Neste artigo tencionamos tratar da psicologia aristotélica, consignada no Sobre a Alma (De Anima). Não temos a intenção, porém, de fazer uma análise exaustiva da obra, nem sequer de esclarecer todas as aporias que ela deveras desperta. Na verdade, o que desejamos destacar é tão-somente a natureza e a função do intelecto atual na psicologia do Filósofo. Sem embargo, na nossa concepção, para além das aporias que a doutrina do intelecto atual suscitou ao longo dos séculos entre os comentadores de Aristóteles, é possível acentuar certos tópicos que se apresentam de forma clara e precisa nos textos do Estagirita. Dentre estes “tópicos”, um que parece consolidado é o de que o intelecto atual, e, de certo modo, a própria alma racional como um todo, não possuem a mesma origem da alma sensitiva e da alma nutritiva, pois não se reduzem à matéria; não podem provir da matéria, porque não estão imersas nela nem sequer em potência, pois possuem uma operação que a transcende de todo.
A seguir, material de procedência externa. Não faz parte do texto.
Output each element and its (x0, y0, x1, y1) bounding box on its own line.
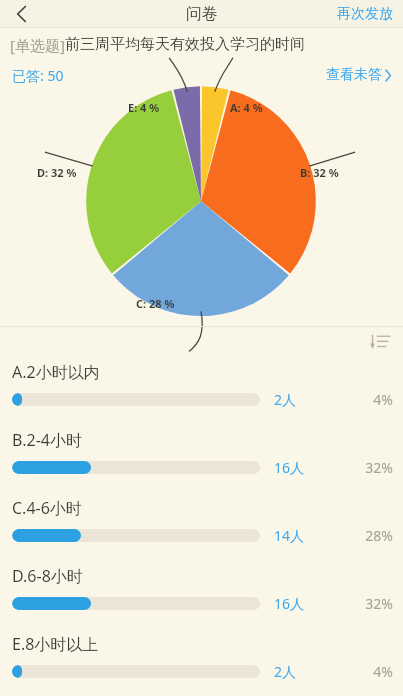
staticText: B.2-4小时 (12, 429, 82, 451)
staticText: B: 32 % (300, 165, 339, 180)
staticText: [单选题] (10, 35, 65, 55)
button[interactable]: 查看未答 (324, 64, 393, 86)
staticText: 32% (318, 594, 393, 613)
button[interactable]: 再次发放 (327, 2, 403, 26)
staticText: 前三周平均每天有效投入学习的时间 (65, 35, 305, 54)
staticText: 28% (318, 526, 393, 545)
staticText: 2人 (274, 390, 318, 409)
staticText: D: 32 % (37, 165, 77, 180)
staticText: 14人 (274, 526, 318, 545)
staticText: E.8小时以上 (12, 633, 99, 655)
staticText: C.4-6小时 (12, 497, 82, 519)
staticText: 2人 (274, 662, 318, 681)
staticText: 再次发放 (337, 5, 393, 23)
staticText: D.6-8小时 (12, 565, 83, 587)
staticText: 32% (318, 458, 393, 477)
staticText: A: 4 % (230, 100, 263, 115)
staticText: C: 28 % (136, 296, 175, 311)
button[interactable]: Sort (365, 327, 395, 357)
button[interactable]: Back (0, 0, 44, 27)
staticText: 已答: 50 (12, 66, 64, 85)
staticText: 问卷 (186, 4, 218, 24)
staticText: 查看未答 (326, 66, 382, 84)
staticText: 16人 (274, 594, 318, 613)
staticText: E: 4 % (128, 100, 160, 115)
staticText: 4% (318, 662, 393, 681)
staticText: 16人 (274, 458, 318, 477)
staticText: 4% (318, 390, 393, 409)
staticText: A.2小时以内 (12, 361, 100, 383)
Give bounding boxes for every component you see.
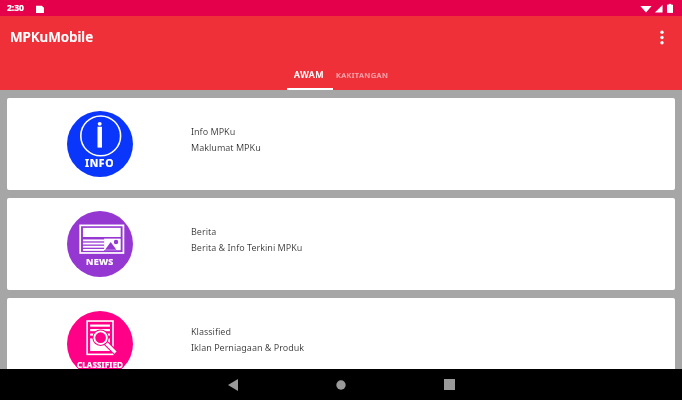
staticText: AWAM	[294, 68, 325, 80]
button[interactable]: INFO	[7, 98, 675, 190]
button[interactable]: Home	[323, 369, 359, 400]
staticText: CLASSIFIED	[77, 359, 123, 369]
staticText: Berita & Info Terkini MPKu	[191, 241, 303, 253]
button[interactable]: AWAM	[285, 60, 334, 90]
button[interactable]: More options	[649, 24, 675, 50]
staticText: Info MPKu	[191, 125, 236, 137]
button[interactable]: NEWS	[7, 198, 675, 290]
staticText: Klassified	[191, 325, 231, 337]
staticText: MPKuMobile	[10, 28, 94, 46]
button[interactable]: CLASSIFIED	[7, 298, 675, 369]
button[interactable]: Recents	[431, 369, 467, 400]
staticText: 2:30	[7, 2, 24, 14]
button[interactable]: Back	[215, 369, 251, 400]
staticText: Iklan Perniagaan & Produk	[191, 341, 305, 353]
staticText: NEWS	[86, 255, 114, 267]
staticText: INFO	[85, 156, 115, 170]
staticText: Maklumat MPKu	[191, 141, 261, 153]
staticText: KAKITANGAN	[336, 70, 389, 80]
staticText: Berita	[191, 225, 217, 237]
button[interactable]: KAKITANGAN	[327, 60, 398, 90]
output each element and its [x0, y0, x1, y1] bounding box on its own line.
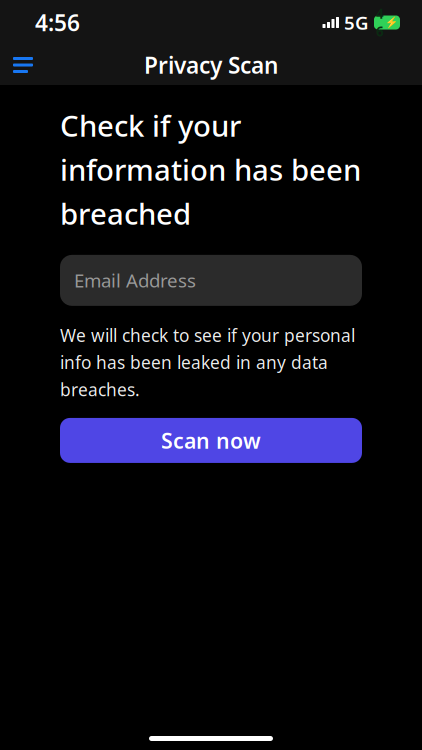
staticText: Check if your information has been breac… [60, 106, 361, 233]
staticText: Email Address [74, 268, 196, 293]
button[interactable]: Scan now [60, 418, 362, 463]
staticText: 46 [376, 5, 384, 40]
staticText: Privacy Scan [144, 50, 278, 80]
button[interactable]: Email Address [60, 255, 362, 306]
staticText: 4:56 [35, 7, 80, 38]
staticText: ⚡ [385, 16, 398, 29]
staticText: Scan now [161, 426, 261, 454]
button[interactable]: Menu [1, 45, 45, 85]
staticText: We will check to see if your personal in… [60, 324, 355, 401]
staticText: 5G [344, 10, 369, 35]
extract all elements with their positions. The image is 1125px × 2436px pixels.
Agora bem, sabemos que Aristóteles não desvincula o estudo da physis do estudo da alma. De fato, se o estudo da physis é o estudo do universo, o estudo acerca da alma faz parte daqueles escritos que contemplam os seres que habitam este universo: os inanimados, os animados desprovidos de razão e os animados dotados de razão (o homem). Para os seres animados o Estagirita dedica uma série de tratados. Ora, merece particular atenção o Sobre a Alma, tanto pela sua originalidade, quanto pela sua profundidade e rigor demonstrativo. Nele Aristóteles privilegia os animais dotados de razão, isto é, os homens. E sobre o homem, especula, mormente, acerca da natureza da sua alma, que é o princípio interno que lhe dá a vida e preside todas as suas operações. Agora bem, o cume do tratado, segundo nos parece, encontra-se no registro da doutrina do intelecto atual, posto que, na nossa perspectiva, é nela que o Estagirita ultrapassa a physis, encontrando, por assim dizer, o elo entre a natureza e o que a transcende, isto é, o eterno e o divino. Na verdade, é este ponto de ligação que, ao mesmo tempo, apresenta-se sob o signo de transcendência, que nos interessa aqui. Ora bem, ele encontra o seu lugar na alma humana, mais precisamente na alma racional, mais exatamente ainda, como já dissemos, no intelecto atual. No texto iremos explicitar em que consiste sua singular função.
Para chegarmos a estes desdobramentos, iremos atender à seguinte ordem de exposição: primeiro, situaremos o conceito de alma em Aristóteles; analisaremos a tripartição da alma que Aristóteles estabelece; coligiremos as principais características da alma vegetativa, sensitiva e racional. Por fim, passaremos à conclusão do ensaio.
Para trafegarmos nesta temática, além do Sobre a Alma, que, logicamente, é o texto básico que frequentaremos, lançaremos mãos de uma bibliografia hoje clássica, a saber, Storia della filosofia antica, in cinque volumi, do historiador e estudioso da filosofia Giovanni Reale. Disporemos da edição brasileira – História da Filosofia Antiga: II Platão e Aristóteles – lançada pelas Edições Loyola e trazida ao vernáculo por Marcelo Perine e Henrique Cláudio de Lima Vaz. A edição da qual faremos uso remonta ao ano de 1994.